McKinney Pool Party Video: Parents Call For Dismissal Of Officer Eric Casebolt After Alleged Brutality, Racial Profiling
Parents of children at the Texas pool party Friday that was aggressively broken up by police, including one officer who threw a 15-year-old girl to the ground and kneeled on her, continued to express anger Monday at the McKinney Police Department, claiming for brutality and racial targeting. A group of parents also made their anger known Sunday night outside the city's police headquarters.
"I don't like grown men touching my girls," said Jahi Adisa Bakari, who also said the officer, Eric Casebolt, had struck his 13-year-old daughter, according to WNBC New York. "He pulled the gun out on teenagers. That's the one thing I give him credit for: He didn't pull the trigger."
A seven-minute video was released this weekend showing the pool party being shut down, with Casebolt running and shouting at black teenagers to get on the ground before throwing one of the girls onto the grass. Several of the community leaders who spoke at Monday's press conference said the teens were allowed to be at the pool and that they were there for a cookout hosted by a mother and her two teenage daughters, according to WNBC New York.
"This is summertime and this is what they're gathering to do is to have fun in a manner that's not violating the law. And for officers to come in and slam kids and talk to them in a way that their parents probably don't talk to them is the problem. It's not a black and white thing ... it's a compassion thing," LaShadion Anthony, the father of one of the children at the party, said at the conference, according to KTVT Dallas-Fort Worth. "In the video we can clearly see them only going after the African-American kids, they're only tackling them ... the kid with the phone, they didn't say anything to him."

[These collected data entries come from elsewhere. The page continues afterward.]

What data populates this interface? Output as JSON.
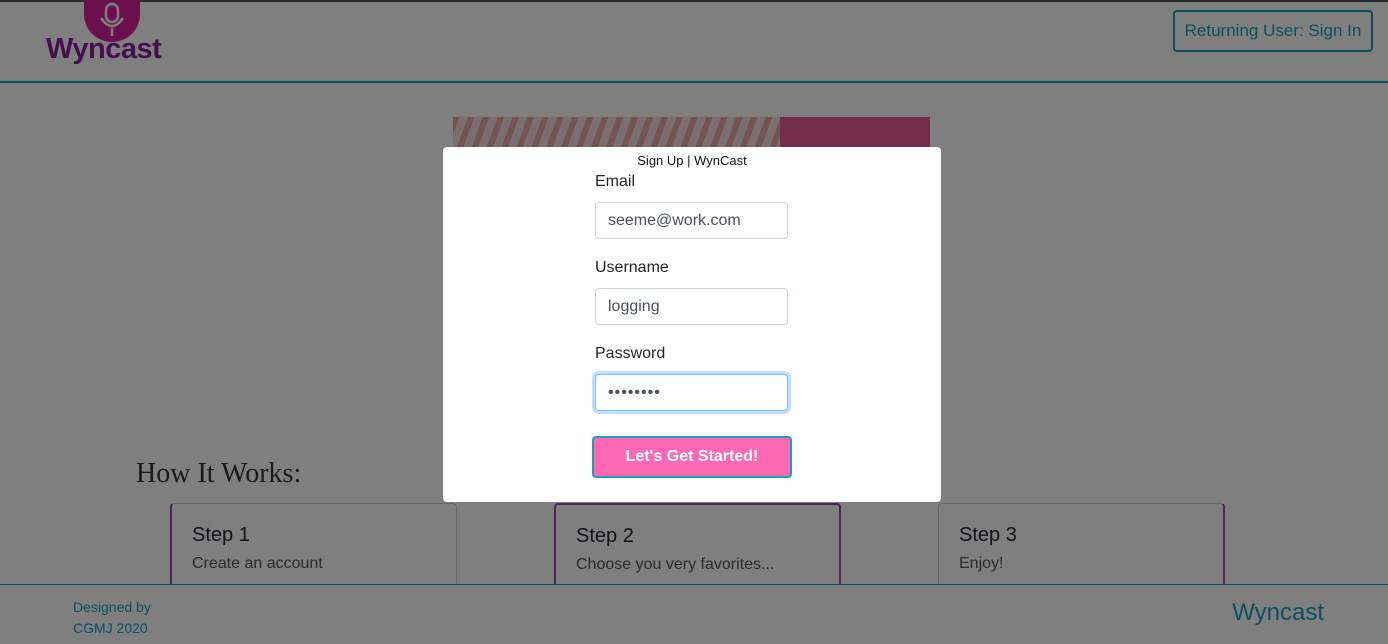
{
  "navbar": {
    "logo_text": "Wyncast",
    "signin_label": "Returning User: Sign In"
  },
  "main": {
    "how_title": "How It Works:",
    "steps": [
      {
        "title": "Step 1",
        "text": "Create an account"
      },
      {
        "title": "Step 2",
        "text": "Choose you very favorites..."
      },
      {
        "title": "Step 3",
        "text": "Enjoy!"
      }
    ]
  },
  "footer": {
    "credit": "Designed by CGMJ 2020",
    "brand": "Wyncast"
  },
  "modal": {
    "title": "Sign Up | WynCast",
    "email_label": "Email",
    "email_value": "seeme@work.com",
    "username_label": "Username",
    "username_value": "logging",
    "password_label": "Password",
    "password_value": "••••••••",
    "submit_label": "Let's Get Started!"
  },
  "colors": {
    "accent": "#17a2b8",
    "brand_pink": "#ff69b4",
    "logo_magenta": "#d6219b",
    "logo_purple": "#8a1f9e"
  },
  "icons": {
    "logo": "microphone-icon"
  }
}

Anthony also discussed how, when his mother's house burned down in October, police officers spent more time interrogating him in the street instead of trying to save his stepfather, who was upstairs dying in the flames. "This is not an isolated incident," he said.
Several other members of the community have expressed dissatisfaction with police behavior, including a former McKinney officer who criticized the department for its race problem. "I don't care what she was yelling at that officer. Anything would not have justified throwing her to the ground and pushing her down and throwing her face into the concrete like he did," Pete Schulte, a former McKinney police officer and longtime reserve deputy, told KDFW Dallas.

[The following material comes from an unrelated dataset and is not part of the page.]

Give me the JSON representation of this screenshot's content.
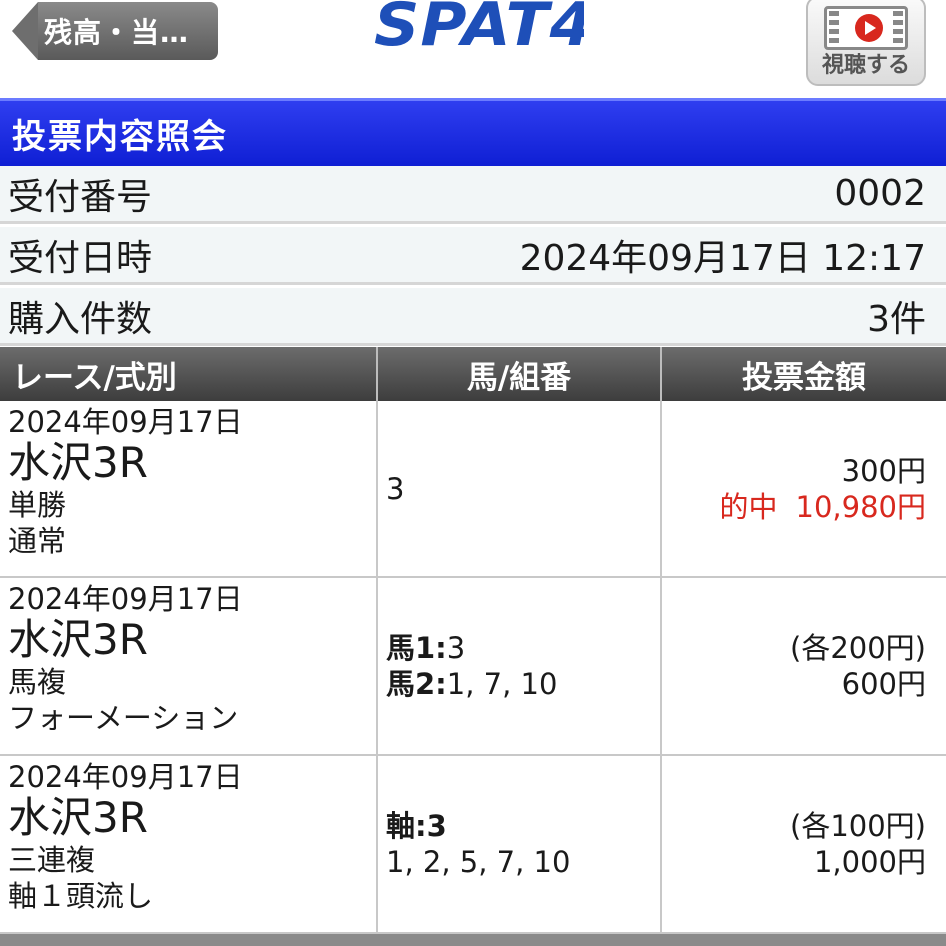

“There is an indication based on watching the video that the white people who were around the officers weren’t talked to, they weren’t pushed away, they weren’t told to get on the ground, they weren’t put in handcuffs. The only individuals McKinney police were doing that to were those that were African-American,” said Schulte.
"He has to go," said David Lee, a self-described Christian author who was referring to Casebolt, reported WNBC New York.

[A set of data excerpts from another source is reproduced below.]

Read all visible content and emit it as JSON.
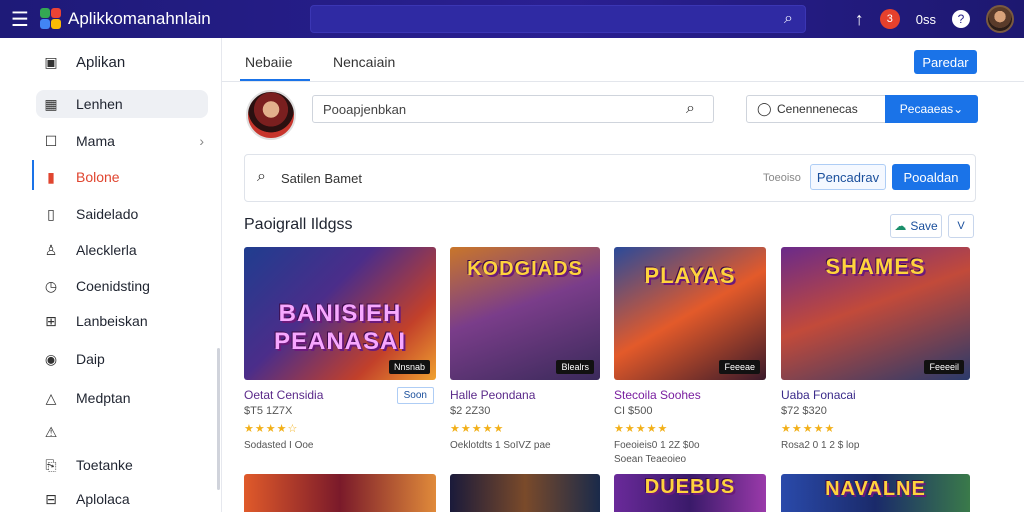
{
  "topbar": {
    "brand": "Aplikkomanahnlain",
    "notif_count": "3",
    "account_label": "0ss"
  },
  "sidebar": {
    "items": [
      {
        "label": "Aplikan",
        "icon": "info-box-icon"
      },
      {
        "label": "Lenhen",
        "icon": "grid-icon"
      },
      {
        "label": "Mama",
        "icon": "square-icon"
      },
      {
        "label": "Bolone",
        "icon": "bar-icon"
      },
      {
        "label": "Saidelado",
        "icon": "tablet-icon"
      },
      {
        "label": "Alecklerla",
        "icon": "person-icon"
      },
      {
        "label": "Coenidsting",
        "icon": "clock-icon"
      },
      {
        "label": "Lanbeiskan",
        "icon": "grid-box-icon"
      },
      {
        "label": "Daip",
        "icon": "target-icon"
      },
      {
        "label": "Medptan",
        "icon": "triangle-icon"
      },
      {
        "label": "",
        "icon": "alert-icon"
      },
      {
        "label": "Toetanke",
        "icon": "bookmark-icon"
      },
      {
        "label": "Aplolaca",
        "icon": "minus-box-icon"
      }
    ]
  },
  "tabs": [
    {
      "label": "Nebaiie"
    },
    {
      "label": "Nencaiain"
    }
  ],
  "header_button": "Paredar",
  "search": {
    "placeholder": "Pooapjenbkan"
  },
  "combo": {
    "label": "Cenennenecas",
    "selected": "Pecaaeas"
  },
  "filter": {
    "label": "Satilen Bamet",
    "muted": "Toeoiso",
    "secondary_button": "Pencadrav",
    "primary_button": "Pooaldan"
  },
  "section": {
    "title": "Paoigrall Ildgss",
    "save_label": "Save",
    "chevron": "V"
  },
  "cards": [
    {
      "thumb_title": "BANISIEH PEANASAI",
      "tag": "Nnsnab",
      "name": "Oetat Censidia",
      "price": "$T5 1Z7X",
      "stars": "★★★★☆",
      "meta": "Sodasted I Ooe",
      "meta2": "",
      "badge": "Soon",
      "name_color": "#5b2a8a"
    },
    {
      "thumb_title": "KODGIADS",
      "tag": "Blealrs",
      "name": "Halle Peondana",
      "price": "$2 2Z30",
      "stars": "★★★★★",
      "meta": "Oeklotdts 1 SoIVZ pae",
      "meta2": "",
      "badge": "",
      "name_color": "#5b2a8a"
    },
    {
      "thumb_title": "PLAYAS",
      "tag": "Feeeae",
      "name": "Stecoila Soohes",
      "price": "CI $500",
      "stars": "★★★★★",
      "meta": "Foeoieis0 1 2Z $0o",
      "meta2": "Soean Teaeoieo",
      "badge": "",
      "name_color": "#7a1fa0"
    },
    {
      "thumb_title": "SHAMES",
      "tag": "Feeeeil",
      "name": "Uaba Fonacai",
      "price": "$72 $320",
      "stars": "★★★★★",
      "meta": "Rosa2 0 1 2 $ lop",
      "meta2": "",
      "badge": "",
      "name_color": "#3a2a8a"
    }
  ],
  "cards_row2": [
    {
      "thumb_title": ""
    },
    {
      "thumb_title": ""
    },
    {
      "thumb_title": "DUEBUS"
    },
    {
      "thumb_title": "NAVALNE"
    }
  ],
  "colors": {
    "accent": "#1a73e8",
    "topbar": "#231c86",
    "active_item": "#e0452f"
  }
}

The officers were responding to a 911 call reporting a disturbance at the pool after several adult women, who are white, and teenage girls, who were black, fought over alleged racial slurs.
The Next Generation Action Network, a Texas activist group, planned a protest Monday at 6:30 p.m. CDT.
McKinney Mayor Brian Loughmiller said in a statement that he was "disturbed and concerned by the incident and actions depicted in the video," reported WNBC New York.